- ICD-9-CM: 94.02

= Wechsler Memory Scale =

The Wechsler Memory Scale (WMS) is a neuropsychological test designed to measure different memory functions in a person. Anyone ages 16 to 90 is eligible to take this test. The current version is the fourth edition (WMS-IV) which was published in 2009 and which was designed to be used with the WAIS-IV. A person's performance is reported as five Index Scores: Auditory Memory, Visual Memory, Visual Working Memory, Immediate Memory, and Delayed Memory. The WMS-IV also incorporates an optional cognitive exam (Brief Cognitive Status Exam) that helps to assess global cognitive functioning in people with suspected memory deficits or those who have been diagnosed with a various neural, psychiatric and/or developmental disorders. This may include conditions such as dementias or mild learning difficulties.

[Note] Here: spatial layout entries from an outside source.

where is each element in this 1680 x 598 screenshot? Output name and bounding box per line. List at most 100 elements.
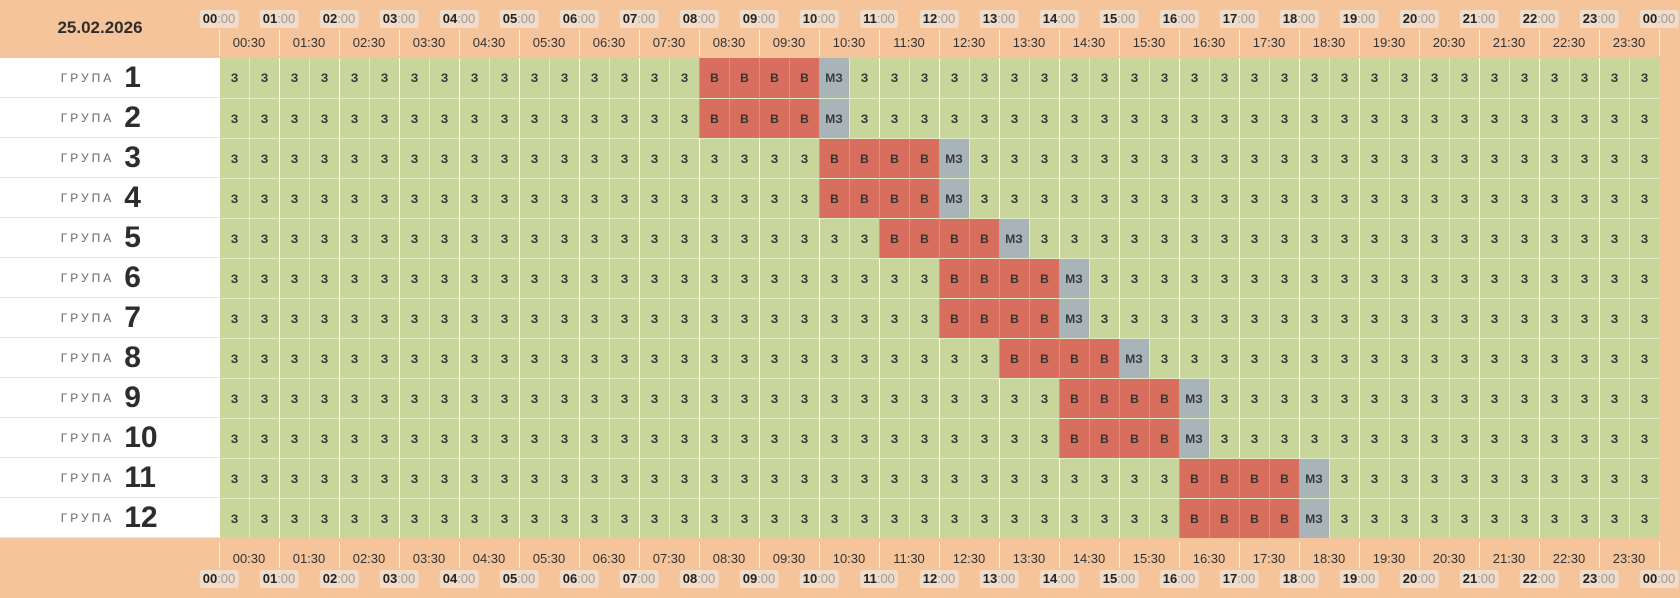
cell-power-on: З	[1239, 178, 1269, 218]
cell-power-off: В	[969, 298, 999, 338]
half-hour-label-bottom: 01:30	[292, 551, 326, 566]
cell-power-off: В	[1029, 298, 1059, 338]
cell-possible-off: МЗ	[1059, 298, 1089, 338]
group-number: 4	[124, 180, 141, 214]
hour-label: 15:00	[1099, 10, 1139, 28]
cell-power-on: З	[249, 218, 279, 258]
cell-power-on: З	[1149, 58, 1179, 98]
cell-power-on: З	[1569, 138, 1599, 178]
cell-power-on: З	[699, 498, 729, 538]
cell-power-on: З	[249, 98, 279, 138]
cell-power-on: З	[1419, 58, 1449, 98]
cell-power-off: В	[999, 298, 1029, 338]
cell-power-on: З	[1539, 418, 1569, 458]
cell-power-on: З	[309, 98, 339, 138]
cell-power-on: З	[549, 378, 579, 418]
hour-tick	[699, 30, 700, 56]
hour-label-bottom: 05:00	[499, 570, 539, 588]
hour-label-minutes: :00	[1417, 11, 1436, 26]
cell-possible-off: МЗ	[1299, 498, 1329, 538]
cell-power-on: З	[1359, 458, 1389, 498]
hour-label-hours: 17	[1222, 11, 1238, 26]
hour-tick	[339, 542, 340, 568]
cell-power-on: З	[639, 298, 669, 338]
cell-power-on: З	[909, 498, 939, 538]
half-hour-label-bottom: 12:30	[952, 551, 986, 566]
hour-tick	[579, 542, 580, 568]
cell-power-on: З	[519, 418, 549, 458]
cell-power-on: З	[909, 98, 939, 138]
cell-power-on: З	[1299, 178, 1329, 218]
cell-power-on: З	[369, 338, 399, 378]
hour-label-minutes: :00	[1177, 571, 1196, 586]
cell-power-on: З	[1059, 58, 1089, 98]
cell-power-on: З	[309, 58, 339, 98]
cell-power-on: З	[969, 378, 999, 418]
hour-label-hours: 05	[502, 571, 518, 586]
cell-power-on: З	[1089, 498, 1119, 538]
half-hour-label: 04:30	[472, 35, 506, 50]
cell-power-off: В	[999, 338, 1029, 378]
cell-power-on: З	[609, 378, 639, 418]
group-label-8: ГРУПА 8	[0, 338, 219, 378]
group-label-10: ГРУПА 10	[0, 418, 219, 458]
cell-power-on: З	[1449, 58, 1479, 98]
cell-power-on: З	[1269, 418, 1299, 458]
cell-power-on: З	[399, 418, 429, 458]
cell-power-on: З	[1299, 218, 1329, 258]
hour-label-minutes: :00	[1597, 11, 1616, 26]
hour-label-minutes: :00	[337, 571, 356, 586]
group-label-6: ГРУПА 6	[0, 258, 219, 298]
cell-power-on: З	[789, 498, 819, 538]
half-hour-label: 17:30	[1252, 35, 1286, 50]
hour-label-hours: 02	[322, 11, 338, 26]
hour-tick	[999, 30, 1000, 56]
cell-power-on: З	[279, 98, 309, 138]
cell-power-on: З	[579, 418, 609, 458]
cell-power-on: З	[759, 498, 789, 538]
hour-label-bottom: 21:00	[1459, 570, 1499, 588]
cell-power-on: З	[609, 338, 639, 378]
half-hour-label-bottom: 08:30	[712, 551, 746, 566]
group-number: 3	[124, 140, 141, 174]
cell-power-off: В	[1029, 338, 1059, 378]
cell-power-on: З	[1299, 418, 1329, 458]
cell-power-on: З	[369, 258, 399, 298]
cell-power-on: З	[1569, 98, 1599, 138]
hour-tick	[1239, 542, 1240, 568]
cell-power-on: З	[309, 298, 339, 338]
hour-label-minutes: :00	[1177, 11, 1196, 26]
half-hour-label-bottom: 11:30	[893, 551, 925, 566]
hour-label-minutes: :00	[1297, 11, 1316, 26]
hour-label-hours: 21	[1462, 11, 1478, 26]
cell-power-on: З	[1629, 98, 1659, 138]
hour-tick	[399, 542, 400, 568]
hour-label-minutes: :00	[337, 11, 356, 26]
cell-power-on: З	[999, 498, 1029, 538]
cell-power-on: З	[249, 258, 279, 298]
cell-power-on: З	[699, 178, 729, 218]
cell-power-on: З	[1419, 378, 1449, 418]
cell-power-on: З	[759, 138, 789, 178]
cell-power-on: З	[279, 138, 309, 178]
cell-power-off: В	[789, 58, 819, 98]
hour-label-bottom: 19:00	[1339, 570, 1379, 588]
hour-label-hours: 08	[682, 571, 698, 586]
cell-power-off: В	[939, 218, 969, 258]
cell-power-on: З	[249, 498, 279, 538]
cell-power-on: З	[1089, 58, 1119, 98]
hour-tick	[1119, 542, 1120, 568]
hour-label-hours: 04	[442, 11, 458, 26]
cell-power-on: З	[819, 298, 849, 338]
hour-label-bottom: 23:00	[1579, 570, 1619, 588]
cell-power-off: В	[1239, 498, 1269, 538]
hour-label-bottom: 17:00	[1219, 570, 1259, 588]
cell-power-off: В	[1179, 498, 1209, 538]
hour-tick	[219, 30, 220, 56]
hour-label-hours: 22	[1522, 11, 1538, 26]
cell-power-on: З	[1269, 298, 1299, 338]
cell-power-on: З	[1419, 138, 1449, 178]
cell-power-on: З	[519, 58, 549, 98]
cell-power-on: З	[369, 58, 399, 98]
hour-label-hours: 09	[742, 11, 758, 26]
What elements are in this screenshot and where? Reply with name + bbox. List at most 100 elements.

There is clear evidence that the WMS differentiates clinical groups (such as those with dementias or neurological disorders) from those with normal memory functioning and that the primary index scores can distinguish among the memory-impaired clinical groups.

==History==
The original WMS was published by The Psychological Corporation (later acquired by Pearson), first in 1945, with revisions in 1987, 1997, and 2009. In late 2024, Pearson announced that it would be releasing a fifth revision of the scale in 2025.

The WMS-IV was normed with the WAIS-IV in the United States. This resulted in a representative normative sample of 1,400 adults (between the ages of 16 and 90) who completed both scales.